While both the S&P/Case-Shiller Report for August and September 2010 Existing Home Sales Report by the National Association of Realtors are painting a gloomy picture of the real estate market, the Fed is embarking on a large-scale purchase of long-term government debt, presumably in an attempt to keep long-term interest rates lower than they would otherwise be. This entire operation has been dubbed QEII (quantative easing part two).
Why don’t we feel like the Fed is doing us a favor?
The purchase of long-term debt of the U.S. federal government is being paid for with short-term debt issued by the Fed. Does it make any sense to you?

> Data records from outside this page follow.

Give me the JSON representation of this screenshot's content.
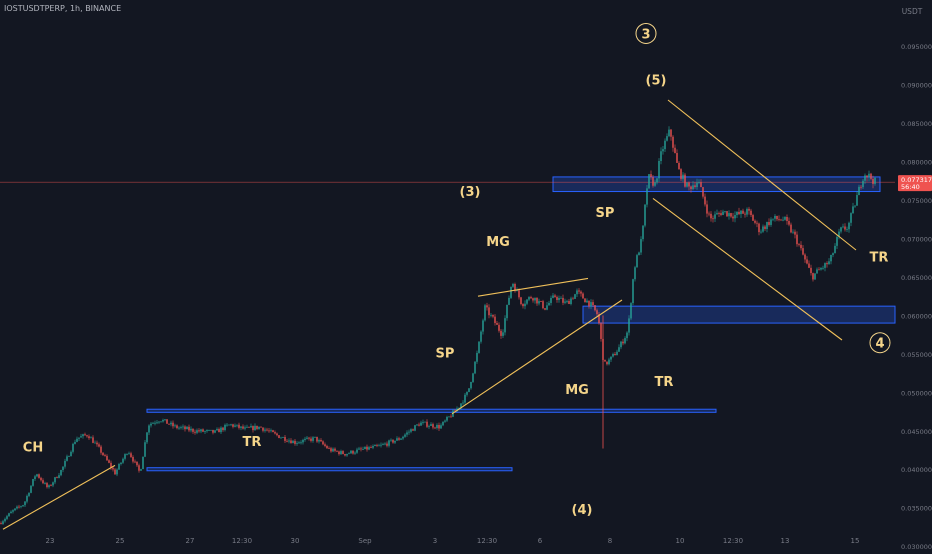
{
  "header": {
    "symbol_line": "IOSTUSDTPERP, 1h, BINANCE",
    "currency": "USDT"
  },
  "colors": {
    "background": "#131722",
    "up": "#26a69a",
    "down": "#ef5350",
    "trendline": "#f0c05a",
    "zone_fill": "#1e3a8a",
    "zone_stroke": "#2962ff",
    "annotation": "#f5d58a",
    "price_tag": "#ef5350",
    "axis_text": "#787b86"
  },
  "price_tag": {
    "price": "0.077317",
    "countdown": "56:40",
    "value": 0.077317
  },
  "chart_data": {
    "type": "candlestick",
    "title": "",
    "xlabel": "",
    "ylabel": "USDT",
    "ylim": [
      0.0295,
      0.101
    ],
    "x_ticks": [
      "23",
      "25",
      "27",
      "12:30",
      "30",
      "Sep",
      "3",
      "12:30",
      "6",
      "8",
      "10",
      "12:30",
      "13",
      "15"
    ],
    "y_ticks": [
      "0.030000",
      "0.035000",
      "0.040000",
      "0.045000",
      "0.050000",
      "0.055000",
      "0.060000",
      "0.065000",
      "0.070000",
      "0.075000",
      "0.080000",
      "0.085000",
      "0.090000",
      "0.095000"
    ],
    "price_path": [
      [
        0,
        0.033
      ],
      [
        12,
        0.0345
      ],
      [
        24,
        0.0355
      ],
      [
        36,
        0.0395
      ],
      [
        48,
        0.0375
      ],
      [
        62,
        0.04
      ],
      [
        76,
        0.044
      ],
      [
        88,
        0.0445
      ],
      [
        100,
        0.0425
      ],
      [
        115,
        0.0395
      ],
      [
        128,
        0.0425
      ],
      [
        140,
        0.0395
      ],
      [
        148,
        0.0458
      ],
      [
        160,
        0.0465
      ],
      [
        175,
        0.0455
      ],
      [
        195,
        0.045
      ],
      [
        215,
        0.0448
      ],
      [
        230,
        0.0458
      ],
      [
        245,
        0.0452
      ],
      [
        260,
        0.0455
      ],
      [
        275,
        0.0445
      ],
      [
        295,
        0.0435
      ],
      [
        315,
        0.044
      ],
      [
        330,
        0.0425
      ],
      [
        345,
        0.042
      ],
      [
        360,
        0.0425
      ],
      [
        380,
        0.043
      ],
      [
        400,
        0.044
      ],
      [
        420,
        0.046
      ],
      [
        440,
        0.0455
      ],
      [
        458,
        0.048
      ],
      [
        468,
        0.05
      ],
      [
        478,
        0.0555
      ],
      [
        485,
        0.061
      ],
      [
        493,
        0.0595
      ],
      [
        502,
        0.0575
      ],
      [
        512,
        0.0645
      ],
      [
        522,
        0.0615
      ],
      [
        532,
        0.0625
      ],
      [
        545,
        0.061
      ],
      [
        555,
        0.0625
      ],
      [
        566,
        0.0615
      ],
      [
        577,
        0.063
      ],
      [
        590,
        0.0615
      ],
      [
        598,
        0.06
      ],
      [
        604,
        0.0535
      ],
      [
        612,
        0.0545
      ],
      [
        620,
        0.056
      ],
      [
        628,
        0.058
      ],
      [
        634,
        0.066
      ],
      [
        642,
        0.07
      ],
      [
        648,
        0.078
      ],
      [
        655,
        0.077
      ],
      [
        662,
        0.0815
      ],
      [
        670,
        0.084
      ],
      [
        678,
        0.079
      ],
      [
        688,
        0.0765
      ],
      [
        698,
        0.0775
      ],
      [
        710,
        0.0725
      ],
      [
        722,
        0.0735
      ],
      [
        735,
        0.073
      ],
      [
        748,
        0.0735
      ],
      [
        760,
        0.071
      ],
      [
        772,
        0.0725
      ],
      [
        784,
        0.0725
      ],
      [
        796,
        0.07
      ],
      [
        804,
        0.0675
      ],
      [
        812,
        0.065
      ],
      [
        820,
        0.066
      ],
      [
        830,
        0.067
      ],
      [
        840,
        0.071
      ],
      [
        848,
        0.0715
      ],
      [
        856,
        0.075
      ],
      [
        864,
        0.0785
      ],
      [
        870,
        0.078
      ],
      [
        876,
        0.0772
      ]
    ],
    "zones": [
      {
        "name": "resistance-zone-top",
        "x_from": 553,
        "x_to": 880,
        "y_low": 0.0761,
        "y_high": 0.078
      },
      {
        "name": "support-zone-mid",
        "x_from": 583,
        "x_to": 895,
        "y_low": 0.059,
        "y_high": 0.0612
      },
      {
        "name": "range-top-line",
        "x_from": 147,
        "x_to": 716,
        "y_low": 0.0474,
        "y_high": 0.0478
      },
      {
        "name": "range-bottom-line",
        "x_from": 147,
        "x_to": 512,
        "y_low": 0.0398,
        "y_high": 0.0402
      }
    ],
    "trendlines": [
      {
        "name": "ch-trendline",
        "points": [
          [
            3,
            0.0322
          ],
          [
            115,
            0.0405
          ]
        ]
      },
      {
        "name": "mg-upper-trendline",
        "points": [
          [
            478,
            0.0625
          ],
          [
            588,
            0.0648
          ]
        ]
      },
      {
        "name": "mg-lower-trendline",
        "points": [
          [
            452,
            0.0472
          ],
          [
            622,
            0.062
          ]
        ]
      },
      {
        "name": "channel-upper-trendline",
        "points": [
          [
            668,
            0.088
          ],
          [
            856,
            0.0685
          ]
        ]
      },
      {
        "name": "channel-lower-trendline",
        "points": [
          [
            653,
            0.0752
          ],
          [
            842,
            0.0568
          ]
        ]
      }
    ],
    "annotations": [
      {
        "name": "label-ch",
        "text": "CH",
        "x": 33,
        "y": 0.0423,
        "circled": false
      },
      {
        "name": "label-tr-left",
        "text": "TR",
        "x": 252,
        "y": 0.043,
        "circled": false
      },
      {
        "name": "label-sp-left",
        "text": "SP",
        "x": 445,
        "y": 0.0545,
        "circled": false
      },
      {
        "name": "label-mg-top",
        "text": "MG",
        "x": 498,
        "y": 0.069,
        "circled": false
      },
      {
        "name": "label-mg-bottom",
        "text": "MG",
        "x": 577,
        "y": 0.0498,
        "circled": false
      },
      {
        "name": "label-tr-mid",
        "text": "TR",
        "x": 664,
        "y": 0.0508,
        "circled": false
      },
      {
        "name": "label-sp-right",
        "text": "SP",
        "x": 605,
        "y": 0.0728,
        "circled": false
      },
      {
        "name": "label-wave-3-paren",
        "text": "(3)",
        "x": 470,
        "y": 0.0755,
        "circled": false
      },
      {
        "name": "label-wave-4-paren",
        "text": "(4)",
        "x": 582,
        "y": 0.0342,
        "circled": false
      },
      {
        "name": "label-wave-5-paren",
        "text": "(5)",
        "x": 656,
        "y": 0.09,
        "circled": false
      },
      {
        "name": "label-wave-3-circled",
        "text": "3",
        "x": 646,
        "y": 0.096,
        "circled": true
      },
      {
        "name": "label-wave-4-circled",
        "text": "4",
        "x": 880,
        "y": 0.0558,
        "circled": true
      },
      {
        "name": "label-tr-right",
        "text": "TR",
        "x": 879,
        "y": 0.067,
        "circled": false
      }
    ]
  }
}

If the Fed is desperate enough to pay with short-term debt for long-term debt in hopes of reducing effective long-term interest rates, it could only mean one thing: China may have reconsidered its role as the lender of last resort. It doesn’t take a rocket scientist to figure out that any uptick in mortgage rates would have a devastating effect on home sales.
One major reason the Fed cannot afford to allow for interest rates to go up are ARM loans, which are a time-bomb waiting to go off.